Quanto sta accadendo in queste settimane in merito alle elezioni comunali di maggio a Palermo, connesse in modo inestricabile alle successive regionali in autunno,  è la plastica dimostrazione della conclusione abolizione di fatto di quella stagione in cui si affermava con forza che "il sindaco di Palermo lo scelgono i cittadini e non le segreterie romane." 

Sembra passato un secolo da allora.

Nelle prime schermaglie delle possibili candidature, più che ad elaborare un nuovo progetto di cui la Città ha un'urgenza mai sperimentata, si pensa a scimmiottare alleanze nazionali, governi "Ursula", maggioranze "Draghi" quasi a  fare della consultazione più vicina al sentiment ed ai bisogni di un territorio, un terreno di "prove di forza" di "laboratori politici" tanto cari alla politica siciliana,  quanto fallimentari.

Ci si chiede, allora, dove siano le migliaia di cittadini che durante le scorse consiliature e legislature hanno puntato il dito, hanno criticato aspramente politiche inefficienti ed inefficaci, hanno ululato contro esponenti poco qualificati e, spesso,  del tutto inadeguati.

La risposta potrebbe essere rintracciata nel civismo, se quest'ultimo non avesse dimostrato la propria ambiguità insieme all'inesperienza e all'avventurismo  di molti esponenti, con il successivo dissolvimento della loro autonomia nel corso delle dinamiche trasformistiche delle aule consiliari.  Forse occorre inventarne uno più autentico ed originale.

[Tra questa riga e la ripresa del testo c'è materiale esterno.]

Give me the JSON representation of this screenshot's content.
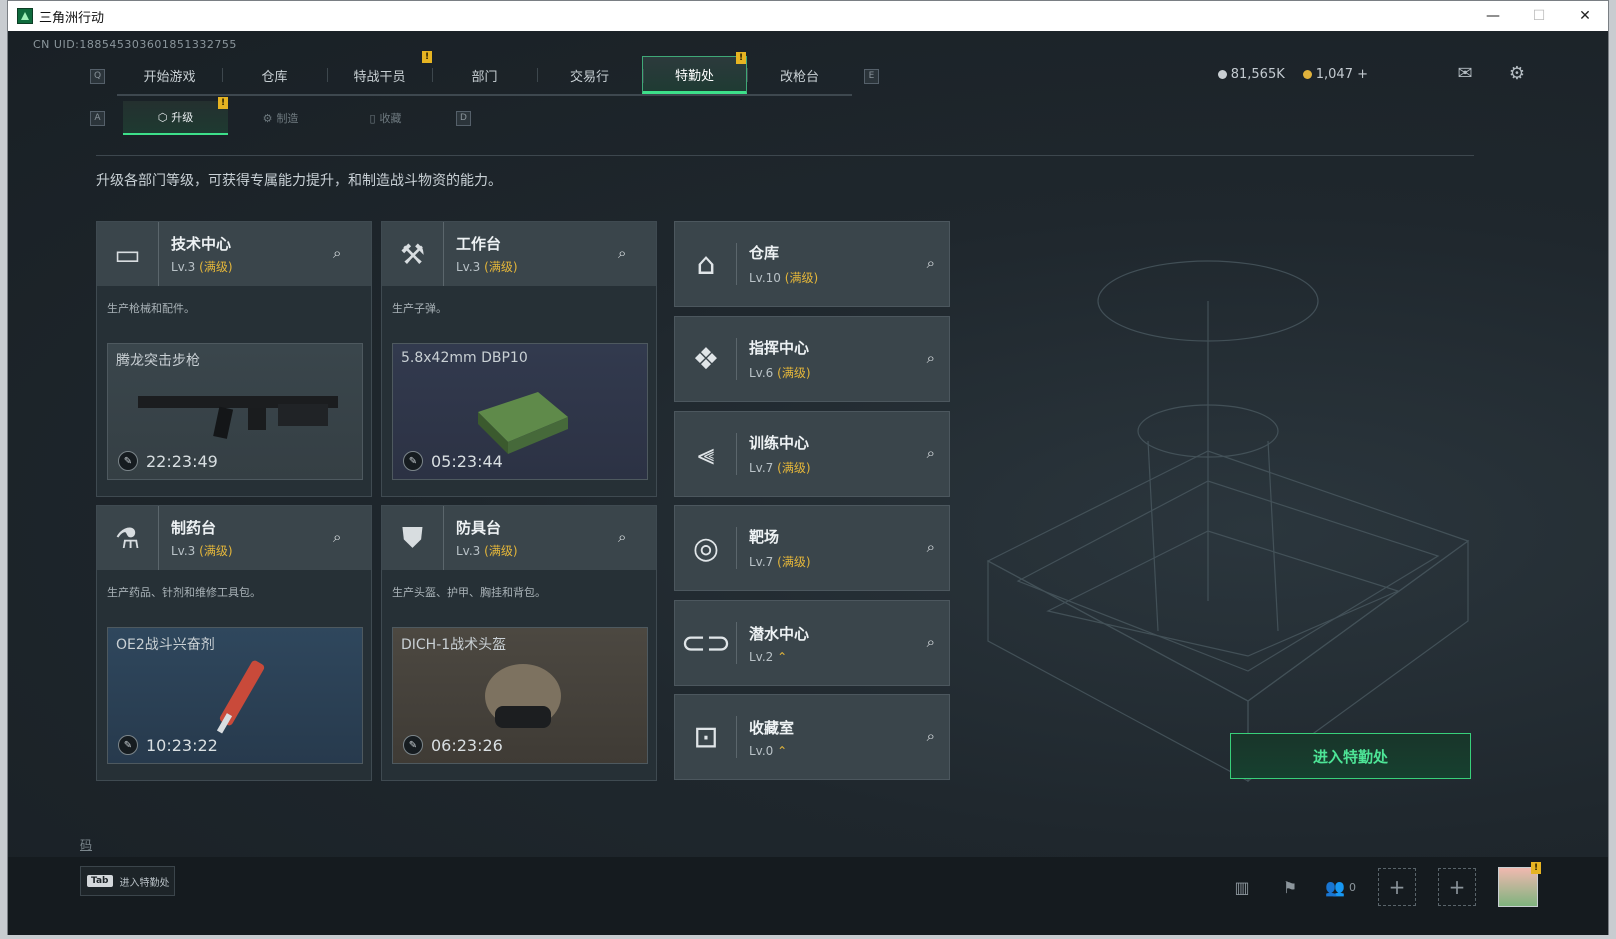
{
  "window": {
    "title": "三角洲行动",
    "min": "—",
    "max": "☐",
    "close": "✕"
  },
  "uid": "CN UID:1885453036018513327​55",
  "nav": {
    "key_left": "Q",
    "key_right": "E",
    "tabs": [
      {
        "label": "开始游戏"
      },
      {
        "label": "仓库"
      },
      {
        "label": "特战干员",
        "badge": "!"
      },
      {
        "label": "部门"
      },
      {
        "label": "交易行"
      },
      {
        "label": "特勤处",
        "badge": "!",
        "active": true
      },
      {
        "label": "改枪台"
      }
    ]
  },
  "currency": {
    "silver": "81,565K",
    "gold": "1,047 +"
  },
  "subnav": {
    "key_left": "A",
    "key_right": "D",
    "tabs": [
      {
        "label": "升级",
        "active": true,
        "badge": "!"
      },
      {
        "label": "制造"
      },
      {
        "label": "收藏"
      }
    ]
  },
  "description": "升级各部门等级，可获得专属能力提升，和制造战斗物资的能力。",
  "facilities": [
    {
      "name": "技术中心",
      "level": "Lv.3",
      "max": "(满级)",
      "desc": "生产枪械和配件。",
      "product": "腾龙突击步枪",
      "timer": "22:23:49",
      "icon": "monitor-icon"
    },
    {
      "name": "工作台",
      "level": "Lv.3",
      "max": "(满级)",
      "desc": "生产子弹。",
      "product": "5.8x42mm DBP10",
      "timer": "05:23:44",
      "icon": "hammer-icon"
    },
    {
      "name": "制药台",
      "level": "Lv.3",
      "max": "(满级)",
      "desc": "生产药品、针剂和维修工具包。",
      "product": "OE2战斗兴奋剂",
      "timer": "10:23:22",
      "icon": "microscope-icon"
    },
    {
      "name": "防具台",
      "level": "Lv.3",
      "max": "(满级)",
      "desc": "生产头盔、护甲、胸挂和背包。",
      "product": "DICH-1战术头盔",
      "timer": "06:23:26",
      "icon": "armor-icon"
    }
  ],
  "small_facilities": [
    {
      "name": "仓库",
      "level": "Lv.10",
      "max": "(满级)",
      "icon": "storage-icon"
    },
    {
      "name": "指挥中心",
      "level": "Lv.6",
      "max": "(满级)",
      "icon": "command-icon"
    },
    {
      "name": "训练中心",
      "level": "Lv.7",
      "max": "(满级)",
      "icon": "dumbbell-icon"
    },
    {
      "name": "靶场",
      "level": "Lv.7",
      "max": "(满级)",
      "icon": "target-icon"
    },
    {
      "name": "潜水中心",
      "level": "Lv.2",
      "up": "⌃",
      "icon": "diving-mask-icon"
    },
    {
      "name": "收藏室",
      "level": "Lv.0",
      "up": "⌃",
      "icon": "collection-icon"
    }
  ],
  "enter_button": "进入特勤处",
  "bottom": {
    "tab_key": "Tab",
    "tab_label": "进入特勤处",
    "code": "码",
    "friends": "0"
  }
}
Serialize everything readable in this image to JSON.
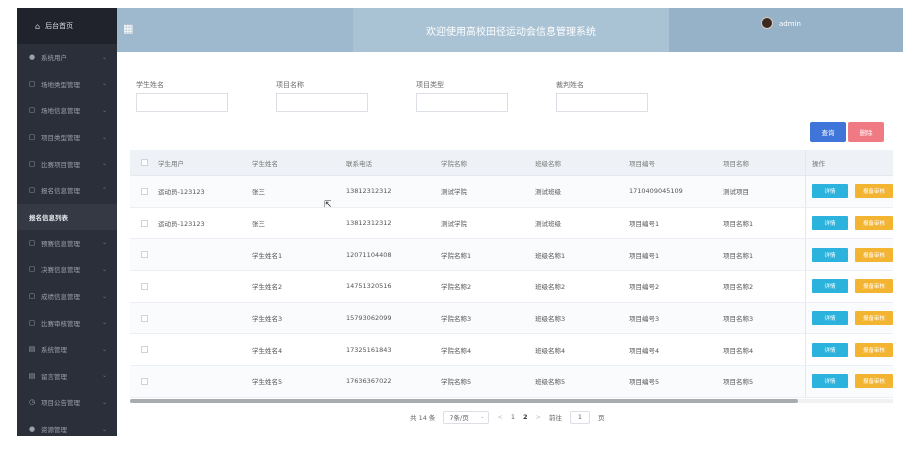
{
  "sidebar": {
    "header_label": "后台首页",
    "items": [
      {
        "label": "系统用户",
        "icon": "user-icon"
      },
      {
        "label": "场地类型管理",
        "icon": "folder-icon"
      },
      {
        "label": "场地信息管理",
        "icon": "folder-icon"
      },
      {
        "label": "项目类型管理",
        "icon": "folder-icon"
      },
      {
        "label": "比赛项目管理",
        "icon": "folder-icon"
      },
      {
        "label": "报名信息管理",
        "icon": "folder-icon",
        "expanded": true
      }
    ],
    "active_sub_item": "报名信息列表",
    "items_after": [
      {
        "label": "预赛信息管理",
        "icon": "folder-icon"
      },
      {
        "label": "决赛信息管理",
        "icon": "folder-icon"
      },
      {
        "label": "成绩信息管理",
        "icon": "folder-icon"
      },
      {
        "label": "比赛审核管理",
        "icon": "folder-icon"
      },
      {
        "label": "系统管理",
        "icon": "grid-icon"
      },
      {
        "label": "留言管理",
        "icon": "grid-icon"
      },
      {
        "label": "项目公告管理",
        "icon": "clock-icon"
      },
      {
        "label": "资源管理",
        "icon": "pin-icon"
      }
    ]
  },
  "topbar": {
    "title": "欢迎使用高校田径运动会信息管理系统",
    "username": "admin"
  },
  "search": {
    "fields": [
      {
        "label": "学生姓名",
        "value": ""
      },
      {
        "label": "项目名称",
        "value": ""
      },
      {
        "label": "项目类型",
        "value": ""
      },
      {
        "label": "裁判姓名",
        "value": ""
      }
    ],
    "query_label": "查询",
    "delete_label": "删除"
  },
  "table": {
    "headers": [
      "学生用户",
      "学生姓名",
      "联系电话",
      "学院名称",
      "班级名称",
      "项目编号",
      "项目名称",
      "操作"
    ],
    "rows": [
      [
        "运动员-123123",
        "张三",
        "13812312312",
        "测试学院",
        "测试班级",
        "1710409045109",
        "测试项目"
      ],
      [
        "运动员-123123",
        "张三",
        "13812312312",
        "测试学院",
        "测试班级",
        "项目编号1",
        "项目名称1"
      ],
      [
        "",
        "学生姓名1",
        "12071104408",
        "学院名称1",
        "班级名称1",
        "项目编号1",
        "项目名称1"
      ],
      [
        "",
        "学生姓名2",
        "14751320516",
        "学院名称2",
        "班级名称2",
        "项目编号2",
        "项目名称2"
      ],
      [
        "",
        "学生姓名3",
        "15793062099",
        "学院名称3",
        "班级名称3",
        "项目编号3",
        "项目名称3"
      ],
      [
        "",
        "学生姓名4",
        "17325161843",
        "学院名称4",
        "班级名称4",
        "项目编号4",
        "项目名称4"
      ],
      [
        "",
        "学生姓名5",
        "17636367022",
        "学院名称5",
        "班级名称5",
        "项目编号5",
        "项目名称5"
      ]
    ],
    "detail_label": "详情",
    "review_label": "报备审核"
  },
  "pagination": {
    "total_text": "共 14 条",
    "page_size": "7条/页",
    "prev": "<",
    "pages": [
      "1",
      "2"
    ],
    "current_page": "2",
    "next": ">",
    "goto_label": "前往",
    "goto_value": "1",
    "page_suffix": "页"
  },
  "colors": {
    "sidebar_bg": "#2b2f3a",
    "topbar_bg": "#9eb8cd",
    "query_btn": "#3f74d8",
    "delete_btn": "#f07a83",
    "detail_btn": "#2bb3de",
    "review_btn": "#f3b431"
  }
}
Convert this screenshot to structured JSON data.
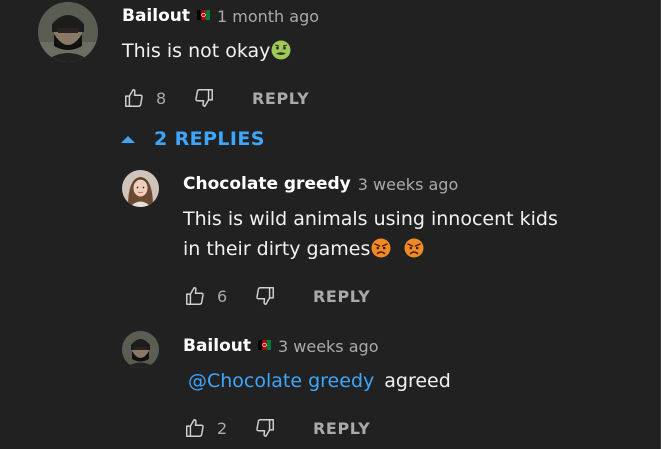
{
  "comments": [
    {
      "author": "Bailout",
      "flag": "afghanistan-flag",
      "time": "1 month ago",
      "text": "This is not okay",
      "emoji": "nauseated-face",
      "likes": "8",
      "reply_label": "REPLY"
    }
  ],
  "replies_toggle": {
    "label": "2 REPLIES",
    "icon": "caret-up-icon"
  },
  "replies": [
    {
      "author": "Chocolate greedy",
      "time": "3 weeks ago",
      "text_line1": "This is wild animals using innocent kids",
      "text_line2": "in their dirty games",
      "emojis": [
        "angry-face",
        "angry-face"
      ],
      "likes": "6",
      "reply_label": "REPLY"
    },
    {
      "author": "Bailout",
      "flag": "afghanistan-flag",
      "time": "3 weeks ago",
      "mention": "@Chocolate greedy",
      "text": "agreed",
      "likes": "2",
      "reply_label": "REPLY"
    }
  ],
  "colors": {
    "background": "#212121",
    "text": "#f1f1f1",
    "secondary": "#aaaaaa",
    "link": "#3ea6ff"
  }
}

E' inoltre tramontata anche l'era delle "primarie" che, almeno nel campo delle Sinistra, intendevano ristabilire un rapporto diretto tra i cittadini e il candidato sindaco. Dove esse  sono state celebrate, si sono spesso trasformate in contenziosi di ogni genere e, spesso annullate, dando così ancora una volta ai partiti la facoltà di scelta.

Il voto  torna così ad essere o "ideologico" nel vuoto delle ideologie o  di "appartenenza" adorante nei confronti di questo o di quel leader in sedicesimo o, ancora,  legato ad antiche e moderne logiche clientelari, sovente ereditarie,  di piccolo e grande cabotaggio.

Ne risulta che quanti non appartengono ad alcuna di queste categorie, preferiscono rifugiarsi nell'astensione, un gesto che vuole essere di protesta mentre ricorda invece il curioso e noto  dispetto che un marito volle fare alla sfortunata consorte.

E' possibile riportare queste decine di migliaia di persone  a tornare a votare, mantenendo inalterate le abusate liturgie della politica a cui oggi si aggiunge la moda, perchè tale essa è in assenza di contenuti politici di spessore, di agitare il pannicello rosa di una candidatura al femminile, come gli ultimi  toreri  fanno per eccitare uno svogliato toro, sventolando la rossa muleta nell'errato convincimento che l'animale, notoriamente privo dei coni oculari,  distingua i colori ?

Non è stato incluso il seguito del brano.